I dati del bio ci dicono questo: le persone comprano sempre di più i vini certificati bio“. Queste le parole delle esperte Elisa Spada e Debora Bonora nel recente articolo sul vino biologico che abbiamo pubblicato qualche settimana fa e che vi invitiamo a leggere. Questo è sicuramente il punto di partenza da cui è nato il progetto Organic Value, fondato da Spada e Bonora con il supporto di Wine Meridian, con l’obiettivo di raggruppare i produttori italiani biologici certificati e valorizzare, promuovere e commercializzare i loro vini all’estero.
La prima tappa di questo percorso di internazionalizzazione non poteva non essere la Danimarca, il Paese europeo dove il biologico ha preso il volo e il vino italiano è apprezzato e amato.

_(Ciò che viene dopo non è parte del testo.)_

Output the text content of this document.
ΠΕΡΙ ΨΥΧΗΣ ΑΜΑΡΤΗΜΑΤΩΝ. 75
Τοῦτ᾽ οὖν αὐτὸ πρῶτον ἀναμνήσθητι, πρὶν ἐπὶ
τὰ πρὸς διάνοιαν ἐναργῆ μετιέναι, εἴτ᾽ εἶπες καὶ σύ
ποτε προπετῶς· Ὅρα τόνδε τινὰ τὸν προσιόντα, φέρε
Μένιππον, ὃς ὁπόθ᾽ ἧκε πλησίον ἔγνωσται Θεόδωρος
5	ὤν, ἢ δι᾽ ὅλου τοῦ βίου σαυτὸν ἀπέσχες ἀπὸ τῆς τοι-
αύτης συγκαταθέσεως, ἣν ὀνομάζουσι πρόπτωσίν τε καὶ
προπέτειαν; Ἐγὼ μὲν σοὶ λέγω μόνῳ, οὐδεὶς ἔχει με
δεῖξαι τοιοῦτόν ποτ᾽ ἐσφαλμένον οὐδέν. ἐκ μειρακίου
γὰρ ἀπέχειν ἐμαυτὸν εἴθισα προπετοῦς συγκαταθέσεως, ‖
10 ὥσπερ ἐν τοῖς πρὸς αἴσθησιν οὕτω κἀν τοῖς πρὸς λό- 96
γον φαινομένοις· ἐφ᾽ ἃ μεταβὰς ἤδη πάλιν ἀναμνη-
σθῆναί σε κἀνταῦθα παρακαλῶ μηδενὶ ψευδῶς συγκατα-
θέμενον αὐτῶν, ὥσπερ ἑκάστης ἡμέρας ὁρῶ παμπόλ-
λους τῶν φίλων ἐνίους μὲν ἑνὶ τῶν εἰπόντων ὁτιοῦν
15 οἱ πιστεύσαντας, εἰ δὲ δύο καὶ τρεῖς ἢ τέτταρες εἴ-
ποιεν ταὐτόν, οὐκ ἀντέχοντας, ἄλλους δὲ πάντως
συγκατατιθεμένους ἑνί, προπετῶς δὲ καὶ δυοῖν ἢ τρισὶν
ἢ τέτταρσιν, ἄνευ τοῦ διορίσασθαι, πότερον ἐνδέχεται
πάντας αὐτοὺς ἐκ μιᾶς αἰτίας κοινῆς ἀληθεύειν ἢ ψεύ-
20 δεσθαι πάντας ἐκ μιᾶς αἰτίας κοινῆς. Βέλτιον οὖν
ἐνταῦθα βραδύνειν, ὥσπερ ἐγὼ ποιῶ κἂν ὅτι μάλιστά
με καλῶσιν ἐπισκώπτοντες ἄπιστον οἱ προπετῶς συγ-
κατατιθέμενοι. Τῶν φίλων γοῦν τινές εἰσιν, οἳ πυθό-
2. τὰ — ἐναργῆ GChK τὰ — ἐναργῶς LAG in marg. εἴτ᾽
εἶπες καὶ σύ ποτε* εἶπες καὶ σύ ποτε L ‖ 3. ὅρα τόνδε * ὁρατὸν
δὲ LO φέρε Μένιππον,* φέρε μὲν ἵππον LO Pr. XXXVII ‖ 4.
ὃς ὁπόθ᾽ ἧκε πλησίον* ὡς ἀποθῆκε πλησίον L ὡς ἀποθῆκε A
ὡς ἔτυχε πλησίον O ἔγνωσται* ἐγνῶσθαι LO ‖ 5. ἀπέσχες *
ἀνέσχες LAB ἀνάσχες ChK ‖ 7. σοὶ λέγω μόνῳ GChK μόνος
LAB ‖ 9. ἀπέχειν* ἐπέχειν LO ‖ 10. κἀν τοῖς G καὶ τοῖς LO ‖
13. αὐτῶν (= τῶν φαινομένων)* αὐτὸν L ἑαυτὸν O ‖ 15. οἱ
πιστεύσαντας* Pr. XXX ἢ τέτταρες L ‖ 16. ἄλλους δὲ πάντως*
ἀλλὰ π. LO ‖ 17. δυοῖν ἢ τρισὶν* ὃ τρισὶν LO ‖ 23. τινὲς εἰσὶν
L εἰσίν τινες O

Per il secondo anno consecutivo, venerdì 15 novembre, torna l’appuntamento presso la Scuola di Cucina Hotel-og Restaurantskolen di Copenhagen, tra le più rinomate del Paese nordico, dove una ventina di produttori italiani di vino certificato biologico o in conversione presenteranno i propri prodotti ad un parterre di esperti operatori del settore, ristoratori ed importatori e wine lovers. I moderni e accoglienti spazi della scuola Hotel-og Restaurantskolen, famosa in Danimarca per il focus sulle tematiche legate all’eco-sostenibilità, faranno da cornice ai banchi di degustazione delle aziende italiane -biologiche certificate o in conversione- che hanno aderito al progetto.
Quest’anno ci sarà una novità rispetto allo scorso: l’evento, infatti, non ospiterà solo aziende di vino italiane, ma anche le aziende produttrici di olio biologico.

Perché la Danimarca?
Nel 2017 sono state importati circa 180.000.000 l. di vino in Danimarca, quasi i due quinti di questo vino era italiano, che resta ancora il più importato, seguito da Cile, Spagna e Sudafrica. Recentemente inoltre si assiste al boom di vini biologici, biodinamici e/o naturali (certificazione per posizionamento retail).
Non esiste Monopolio, ci sono tanti piccoli importatori (spesso non c’è un’esclusiva) e la GDO (circa 80% del mercato); i mercati principali sono Copenhagen e Aarhus.
I consumatori danesi sono preparati: benchè il vino rosso (soprattutto quello strutturato) resti la tipologia maggiormente importata (119 milioni di litri di vini rossi contro i 60 di vini), è in atto una richiesta di novità che si traduce sia in incremento di consumi di vini bianchi, sia soprattutto come richiesta di vini varietali e provenienti da vitigni autoctoni. Il potere di acquisto medio è di circa € 45, quindi molto elevato.

La social table la sera prima
La sera prima, sempre nella stessa location, i produttori parteciperanno ad una cena innovativa, pensata appositamente per il mercato danese, molto sensibile ai temi della sostenibilità e del food waste: allo stesso tavolo il pubblico finale danese e i produttori all’insegna della degustazione dei vini certificati Bio – o in fase di conversione – in abbinamento con cibo danese in scadenza fornito dalla catena di supermercati We Food (https://www.noedhjaelp.dk/wefood-aktie), cucinati e serviti dai giovani studenti della Scuola di cucina. Parte dell’incasso dei biglietti per la cena sarà devoluto, in tema con la volontà anti spreco, all’associazione Stop af madspild (http://www.stopspildafmad.dk/inenglish.html).

Come sarà strutturato l’evento?
La prima parte dell’evento, dalle 10.30 alle 15.00, sarà dedicata esclusivamente agli operatori di settore: incontri b2b tra i produttori italiani e buyer, importatori, referenti Ho.Re.Ca, media, sommelier e opinion leader. Dalle 16.00 alle 18 e poi dalle 18.30 alle 20.30 le porte saranno aperte ai winelovers non solo per assaggiare i vini e gli olii proposti dalle aziende, ma anche per entrare in contatto con i singoli produttori.